Somnambule - Writing About Music

Andrew Pekler ~ Strings And Feedback

Andrew Pekler is an American relocated to Berlin, previously known for his work as Sad Rockets. The two recordings released subsequently under his own name (Station To Station and Nocturnes, False Dawns And Breakdowns on the ~scape label) have been interesting experiments in the melding of electronica with late night jazz samples. In its tangential feints and beatless incidence, Strings And Feedback represents quite a different approach. Gone are the ghosts of improvisation, to be replaced by the suspended shadows of Morton Feldman: the late composer’s work provides most of the source material for Pekler’s ten pieces. Perhaps due to its digital reconfiguring, the sound also suggests the image of Stockhausen’s electronic work rerecorded with acoustic instruments or – less frequently - Louis and Bebe Barron’s soundtrack for the film Forbidden Planet. At times tones eddy and shimmer like the surfaces of miniature oceans lapping against fictive harbour walls , at others harps and strings shimmer like storm-troubled reeds against inclement weather. Pekler’s digital tools are infinitely more flexible than the aforementioned pioneers yet it’s unclear what degree of progression has been achieved in the intervening 40+ years. Perhaps such a linear perspective verges on the ridiculous. To this listener music appears increasingly oceanic or, more appropriately in relation to this release, it assumes the aspect of an all-encompassing, ever-changing climate map.
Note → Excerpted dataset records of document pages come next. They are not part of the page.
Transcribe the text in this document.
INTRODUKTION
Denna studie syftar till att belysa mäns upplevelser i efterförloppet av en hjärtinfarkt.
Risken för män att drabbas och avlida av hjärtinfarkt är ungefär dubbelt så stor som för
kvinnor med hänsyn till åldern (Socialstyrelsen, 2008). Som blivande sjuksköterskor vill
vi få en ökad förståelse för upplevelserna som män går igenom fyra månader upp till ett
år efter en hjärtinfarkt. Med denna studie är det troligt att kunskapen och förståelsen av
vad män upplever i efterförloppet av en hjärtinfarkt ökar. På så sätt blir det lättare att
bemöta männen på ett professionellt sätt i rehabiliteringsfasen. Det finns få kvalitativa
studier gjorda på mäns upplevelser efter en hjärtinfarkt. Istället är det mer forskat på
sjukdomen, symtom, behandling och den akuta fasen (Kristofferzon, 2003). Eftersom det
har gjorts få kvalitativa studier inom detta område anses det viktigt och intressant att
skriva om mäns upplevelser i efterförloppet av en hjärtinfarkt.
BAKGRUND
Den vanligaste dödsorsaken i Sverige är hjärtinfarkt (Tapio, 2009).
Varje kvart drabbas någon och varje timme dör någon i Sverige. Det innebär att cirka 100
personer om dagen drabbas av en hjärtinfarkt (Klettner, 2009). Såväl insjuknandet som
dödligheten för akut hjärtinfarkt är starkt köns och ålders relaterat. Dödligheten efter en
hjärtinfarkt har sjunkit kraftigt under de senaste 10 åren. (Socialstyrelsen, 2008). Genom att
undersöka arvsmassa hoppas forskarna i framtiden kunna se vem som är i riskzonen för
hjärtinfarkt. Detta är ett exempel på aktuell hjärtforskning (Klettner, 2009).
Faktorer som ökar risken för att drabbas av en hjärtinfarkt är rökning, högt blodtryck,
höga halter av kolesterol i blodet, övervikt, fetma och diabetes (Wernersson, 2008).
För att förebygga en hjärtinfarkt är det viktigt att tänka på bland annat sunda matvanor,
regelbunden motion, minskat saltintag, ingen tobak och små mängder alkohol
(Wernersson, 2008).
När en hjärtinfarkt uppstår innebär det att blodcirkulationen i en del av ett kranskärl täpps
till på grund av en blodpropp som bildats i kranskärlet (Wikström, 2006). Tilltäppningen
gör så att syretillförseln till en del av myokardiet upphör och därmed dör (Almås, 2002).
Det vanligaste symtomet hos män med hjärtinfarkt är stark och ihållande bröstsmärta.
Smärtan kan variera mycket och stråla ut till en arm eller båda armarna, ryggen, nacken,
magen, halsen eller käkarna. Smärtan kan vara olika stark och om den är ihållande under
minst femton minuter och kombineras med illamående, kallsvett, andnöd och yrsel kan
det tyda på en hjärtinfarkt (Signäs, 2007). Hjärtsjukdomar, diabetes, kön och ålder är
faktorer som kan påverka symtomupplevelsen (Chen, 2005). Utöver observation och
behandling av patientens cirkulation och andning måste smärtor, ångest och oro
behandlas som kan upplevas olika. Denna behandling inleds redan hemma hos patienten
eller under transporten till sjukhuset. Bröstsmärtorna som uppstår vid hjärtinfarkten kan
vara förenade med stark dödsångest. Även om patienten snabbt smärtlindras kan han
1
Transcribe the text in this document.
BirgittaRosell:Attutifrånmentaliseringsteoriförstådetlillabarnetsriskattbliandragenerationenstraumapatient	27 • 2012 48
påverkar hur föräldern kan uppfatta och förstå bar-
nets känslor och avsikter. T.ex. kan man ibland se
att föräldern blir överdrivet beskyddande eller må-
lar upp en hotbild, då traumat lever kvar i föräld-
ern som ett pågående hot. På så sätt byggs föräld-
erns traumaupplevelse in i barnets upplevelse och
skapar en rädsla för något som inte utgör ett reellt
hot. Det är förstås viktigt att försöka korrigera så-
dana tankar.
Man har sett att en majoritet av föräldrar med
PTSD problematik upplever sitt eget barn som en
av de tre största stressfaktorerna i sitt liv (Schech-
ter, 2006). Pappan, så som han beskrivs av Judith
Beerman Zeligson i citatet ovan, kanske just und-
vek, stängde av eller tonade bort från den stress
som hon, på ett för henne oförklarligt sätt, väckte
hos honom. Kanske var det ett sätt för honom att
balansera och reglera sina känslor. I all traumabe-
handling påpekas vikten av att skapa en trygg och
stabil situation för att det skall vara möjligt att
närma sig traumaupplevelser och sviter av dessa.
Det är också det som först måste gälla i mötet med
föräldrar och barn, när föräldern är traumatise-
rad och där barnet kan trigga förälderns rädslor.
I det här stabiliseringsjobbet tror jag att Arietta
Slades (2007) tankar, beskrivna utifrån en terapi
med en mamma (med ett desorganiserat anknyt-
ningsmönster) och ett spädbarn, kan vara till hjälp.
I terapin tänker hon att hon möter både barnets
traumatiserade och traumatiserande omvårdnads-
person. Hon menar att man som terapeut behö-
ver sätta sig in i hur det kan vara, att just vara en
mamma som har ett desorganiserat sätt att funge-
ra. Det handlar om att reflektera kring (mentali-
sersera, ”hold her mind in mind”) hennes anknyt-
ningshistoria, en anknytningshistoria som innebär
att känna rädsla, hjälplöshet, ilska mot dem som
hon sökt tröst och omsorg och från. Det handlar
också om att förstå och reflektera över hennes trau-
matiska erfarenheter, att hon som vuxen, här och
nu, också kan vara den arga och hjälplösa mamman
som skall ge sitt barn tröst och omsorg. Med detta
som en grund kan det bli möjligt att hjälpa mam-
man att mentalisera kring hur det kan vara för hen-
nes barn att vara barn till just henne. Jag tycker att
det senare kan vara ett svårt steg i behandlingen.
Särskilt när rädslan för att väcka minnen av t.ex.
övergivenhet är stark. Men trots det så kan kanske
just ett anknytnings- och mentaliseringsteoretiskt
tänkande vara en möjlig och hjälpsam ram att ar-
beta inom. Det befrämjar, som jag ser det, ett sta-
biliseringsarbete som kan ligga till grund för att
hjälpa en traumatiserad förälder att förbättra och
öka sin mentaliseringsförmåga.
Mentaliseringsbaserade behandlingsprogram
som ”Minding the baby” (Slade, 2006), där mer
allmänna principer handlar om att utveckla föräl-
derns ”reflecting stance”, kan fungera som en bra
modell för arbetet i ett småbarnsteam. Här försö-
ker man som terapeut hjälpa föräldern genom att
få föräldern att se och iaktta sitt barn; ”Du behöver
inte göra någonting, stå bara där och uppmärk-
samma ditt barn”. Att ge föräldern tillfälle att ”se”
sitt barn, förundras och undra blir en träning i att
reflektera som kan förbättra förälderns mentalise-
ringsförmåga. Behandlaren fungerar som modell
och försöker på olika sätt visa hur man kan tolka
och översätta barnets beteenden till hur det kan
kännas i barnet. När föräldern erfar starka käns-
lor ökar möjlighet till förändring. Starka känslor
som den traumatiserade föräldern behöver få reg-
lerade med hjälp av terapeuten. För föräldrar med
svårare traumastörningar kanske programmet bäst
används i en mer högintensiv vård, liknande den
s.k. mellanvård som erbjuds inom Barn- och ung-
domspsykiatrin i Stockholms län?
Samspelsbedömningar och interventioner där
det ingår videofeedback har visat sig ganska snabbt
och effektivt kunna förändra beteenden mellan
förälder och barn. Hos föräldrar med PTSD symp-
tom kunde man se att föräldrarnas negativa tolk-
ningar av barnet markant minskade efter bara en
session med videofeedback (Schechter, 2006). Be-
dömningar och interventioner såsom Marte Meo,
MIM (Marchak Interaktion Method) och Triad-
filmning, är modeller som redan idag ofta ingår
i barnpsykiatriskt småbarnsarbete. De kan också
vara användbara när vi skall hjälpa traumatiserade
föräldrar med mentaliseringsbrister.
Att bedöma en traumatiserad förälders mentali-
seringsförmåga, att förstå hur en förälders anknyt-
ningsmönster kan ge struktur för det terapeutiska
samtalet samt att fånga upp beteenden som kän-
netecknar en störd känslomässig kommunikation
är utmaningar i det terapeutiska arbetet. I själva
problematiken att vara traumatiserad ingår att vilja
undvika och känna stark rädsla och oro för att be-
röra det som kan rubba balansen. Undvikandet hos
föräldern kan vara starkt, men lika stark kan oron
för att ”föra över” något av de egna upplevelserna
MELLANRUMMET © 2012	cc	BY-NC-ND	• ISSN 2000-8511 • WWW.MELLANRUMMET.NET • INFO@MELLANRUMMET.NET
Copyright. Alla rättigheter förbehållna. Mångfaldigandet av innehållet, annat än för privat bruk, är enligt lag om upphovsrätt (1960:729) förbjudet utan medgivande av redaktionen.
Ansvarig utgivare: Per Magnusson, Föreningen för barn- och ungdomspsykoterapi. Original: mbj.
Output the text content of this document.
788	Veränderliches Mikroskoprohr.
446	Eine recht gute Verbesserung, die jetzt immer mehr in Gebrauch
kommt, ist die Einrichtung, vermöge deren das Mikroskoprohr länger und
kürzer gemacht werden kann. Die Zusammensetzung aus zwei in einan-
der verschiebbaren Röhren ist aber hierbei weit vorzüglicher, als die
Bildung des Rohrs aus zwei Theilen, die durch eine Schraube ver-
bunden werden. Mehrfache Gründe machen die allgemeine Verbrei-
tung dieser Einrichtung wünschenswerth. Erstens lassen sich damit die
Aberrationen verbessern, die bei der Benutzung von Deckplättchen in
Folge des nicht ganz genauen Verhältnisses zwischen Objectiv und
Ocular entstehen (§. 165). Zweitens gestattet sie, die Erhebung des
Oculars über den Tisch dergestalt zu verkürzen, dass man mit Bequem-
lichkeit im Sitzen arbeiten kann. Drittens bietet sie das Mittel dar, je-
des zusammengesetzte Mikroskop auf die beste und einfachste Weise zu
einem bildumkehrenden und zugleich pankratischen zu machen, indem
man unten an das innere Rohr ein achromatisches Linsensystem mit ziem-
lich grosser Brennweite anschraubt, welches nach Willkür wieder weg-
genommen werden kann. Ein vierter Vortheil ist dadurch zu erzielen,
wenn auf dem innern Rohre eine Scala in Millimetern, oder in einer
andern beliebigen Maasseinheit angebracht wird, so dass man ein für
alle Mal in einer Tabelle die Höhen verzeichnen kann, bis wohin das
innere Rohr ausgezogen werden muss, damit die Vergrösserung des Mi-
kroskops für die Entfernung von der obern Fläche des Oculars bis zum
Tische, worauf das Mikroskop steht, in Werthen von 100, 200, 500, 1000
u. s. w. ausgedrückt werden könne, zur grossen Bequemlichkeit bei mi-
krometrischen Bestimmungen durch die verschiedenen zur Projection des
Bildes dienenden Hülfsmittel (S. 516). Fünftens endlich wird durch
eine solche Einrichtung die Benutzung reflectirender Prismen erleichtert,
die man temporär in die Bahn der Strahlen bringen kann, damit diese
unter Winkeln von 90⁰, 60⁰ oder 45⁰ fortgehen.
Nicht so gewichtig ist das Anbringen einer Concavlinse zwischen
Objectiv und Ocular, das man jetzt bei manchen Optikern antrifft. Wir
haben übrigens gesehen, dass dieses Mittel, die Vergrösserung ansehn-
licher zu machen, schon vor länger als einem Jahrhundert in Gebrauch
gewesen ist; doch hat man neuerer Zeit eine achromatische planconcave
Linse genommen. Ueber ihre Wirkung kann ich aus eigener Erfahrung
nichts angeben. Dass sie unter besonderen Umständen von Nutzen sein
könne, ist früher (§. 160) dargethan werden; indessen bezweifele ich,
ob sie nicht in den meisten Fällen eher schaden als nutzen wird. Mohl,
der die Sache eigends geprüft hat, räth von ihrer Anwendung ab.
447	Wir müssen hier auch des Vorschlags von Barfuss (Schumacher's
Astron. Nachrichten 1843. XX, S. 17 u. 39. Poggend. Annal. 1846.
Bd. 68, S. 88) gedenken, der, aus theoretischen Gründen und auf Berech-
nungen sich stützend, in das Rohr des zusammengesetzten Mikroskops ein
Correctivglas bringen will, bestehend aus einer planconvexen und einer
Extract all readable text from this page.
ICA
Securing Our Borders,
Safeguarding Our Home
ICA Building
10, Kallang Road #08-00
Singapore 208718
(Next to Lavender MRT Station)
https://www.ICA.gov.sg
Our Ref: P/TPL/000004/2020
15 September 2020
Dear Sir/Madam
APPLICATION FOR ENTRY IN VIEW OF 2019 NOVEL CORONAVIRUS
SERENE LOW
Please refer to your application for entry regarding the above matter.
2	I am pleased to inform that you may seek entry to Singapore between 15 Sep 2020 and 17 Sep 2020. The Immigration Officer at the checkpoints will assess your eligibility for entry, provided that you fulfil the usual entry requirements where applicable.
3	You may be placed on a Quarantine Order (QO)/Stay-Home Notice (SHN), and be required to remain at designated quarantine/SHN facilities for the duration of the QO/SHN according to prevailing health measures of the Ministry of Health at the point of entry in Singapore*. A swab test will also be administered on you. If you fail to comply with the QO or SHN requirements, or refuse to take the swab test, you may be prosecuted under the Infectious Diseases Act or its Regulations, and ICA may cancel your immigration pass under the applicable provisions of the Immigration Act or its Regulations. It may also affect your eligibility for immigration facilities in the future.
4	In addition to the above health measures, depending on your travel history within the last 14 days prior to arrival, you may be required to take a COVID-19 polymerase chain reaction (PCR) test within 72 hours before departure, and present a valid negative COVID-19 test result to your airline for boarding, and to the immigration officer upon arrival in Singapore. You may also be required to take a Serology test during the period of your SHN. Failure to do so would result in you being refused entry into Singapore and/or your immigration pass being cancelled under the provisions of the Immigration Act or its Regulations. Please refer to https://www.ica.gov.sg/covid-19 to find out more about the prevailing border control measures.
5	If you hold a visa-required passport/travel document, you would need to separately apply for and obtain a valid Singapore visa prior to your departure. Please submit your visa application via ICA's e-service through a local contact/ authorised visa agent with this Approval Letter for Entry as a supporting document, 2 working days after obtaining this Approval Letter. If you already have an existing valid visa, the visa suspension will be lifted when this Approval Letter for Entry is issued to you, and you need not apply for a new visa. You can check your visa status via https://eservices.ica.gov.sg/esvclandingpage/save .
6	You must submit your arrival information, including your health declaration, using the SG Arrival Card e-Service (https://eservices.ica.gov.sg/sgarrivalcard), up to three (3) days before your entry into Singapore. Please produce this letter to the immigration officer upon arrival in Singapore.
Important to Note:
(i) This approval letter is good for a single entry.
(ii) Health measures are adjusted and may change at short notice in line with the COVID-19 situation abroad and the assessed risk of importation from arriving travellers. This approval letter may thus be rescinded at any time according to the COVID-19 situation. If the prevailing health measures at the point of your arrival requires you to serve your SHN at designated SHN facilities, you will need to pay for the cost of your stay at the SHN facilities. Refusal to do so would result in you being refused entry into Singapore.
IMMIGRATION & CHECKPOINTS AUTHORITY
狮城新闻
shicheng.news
In a collaboration with the Stroer Duo, the American vocalist Howard Fine articulated the idea of radio signals escaping earth’s atmosphere and travelling ever deeper into space. Strings And Feedback sounds like some of those signals arcing back and becoming caught up in the stratosphere. Now pitted with comet dust and spooked by their long, dark journey Feldman’s sounds are the same and utterly transfigured.